Time will tell whether his contribution this time is similarly decisive. What is beyond argument is that, on a day when he was expensive by his own frugal standards, he denied Lancashire a good few more runs with four more wickets, ending at least three threatening innings.
He might have ended another one, too, had a routine slip catch offered by Ashwell Prince not been put down. Prince, 63 not out when rain forced a premature end to the day, was on 51 when Alex Hales dropped him at first slip.
In consequence of the successes Adams did achieve, though, Lancashire are probably less well off than they might have been after Nottinghamshire decided they would rather bat second. There was some extravagant swing at times in conditions that were humid at first but the pitch is essentially sound.
It looked that way, certainly, when Lancashire rattled through the first hour at four an over. Paul Horton, who made 99 in the first innings in the corresponding fixture last season, was an early victim for Andy Carter, edging to second slip as he pushed at a ball outside off stump. But the next seven overs or so realised 53 runs.
Stephen Moore was dropped at second slip on eight, but Karl Brown tucked into Adams in particular with gusto, reeling off a series of boundaries, hitting two in two balls in both his second and third overs as Adams struggled for a containing line.
It was an emphatic start by Brown, who went one better by dispatching the first three balls of Adams's fourth over to the fence.
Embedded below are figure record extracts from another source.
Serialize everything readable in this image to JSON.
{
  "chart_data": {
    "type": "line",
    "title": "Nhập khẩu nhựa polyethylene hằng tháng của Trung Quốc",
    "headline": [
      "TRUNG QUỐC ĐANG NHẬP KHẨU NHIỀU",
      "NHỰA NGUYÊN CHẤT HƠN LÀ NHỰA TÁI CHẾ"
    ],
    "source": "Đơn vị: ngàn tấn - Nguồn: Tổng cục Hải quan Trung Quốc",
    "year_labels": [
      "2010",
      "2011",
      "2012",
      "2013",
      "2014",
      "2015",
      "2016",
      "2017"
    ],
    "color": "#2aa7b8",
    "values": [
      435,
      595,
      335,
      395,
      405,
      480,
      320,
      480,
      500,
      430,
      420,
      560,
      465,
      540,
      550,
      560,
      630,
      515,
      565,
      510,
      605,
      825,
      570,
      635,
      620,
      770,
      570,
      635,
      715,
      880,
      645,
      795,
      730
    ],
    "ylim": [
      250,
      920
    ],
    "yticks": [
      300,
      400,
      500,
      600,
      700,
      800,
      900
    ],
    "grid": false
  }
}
But there are few cannier bowlers. Sensing Brown would not be able to resist, Adams gave the next delivery a little more width outside off stump. Brown drove at it, but the stretch was just too much and the ball flew hard off the edge to be caught, quite superbly, by Samit Patel, one-handed, diving to his right at third slip
Moore fell shortly afterwards, Adams again the successful bowler, although this was a wicket for which he did not have to work nearly so hard, the opener shaping to leave but deflecting the ball on to his stumps as it swung into him. Adams' eyes generally light up when he sees Moore. In six first-class matches since April 2009, he has dismissed him seven times.
Lancashire fought back again, Prince and Steven Croft adding 60 either side of lunch. But they lost Croft to another self-inflicted wound when he failed to deal decisively with a shortish ball from Carter that took the glove and looped in a gentle arc to Chris Read behind the stumps.
There followed a spell in which the Adams outswinger beat the bat time and again. Prince had his escape but Luke Procter was not so lucky, fishing for the ball several times before edging one for Patel to claim his second catch.
Gareth Cross adopted the same policy as Brown, attacking the bowling with intent. He took four boundaries in quick time off Adams, who is not normally treated with such abandon and rarely offers the opportunity. Again though, he had the last word. Hit through midwicket as the Lancashire wicketkeeper claimed his sixth boundary, he posted James Taylor at deep square leg, dropped the ball in short enough to pull and obtained the desired result.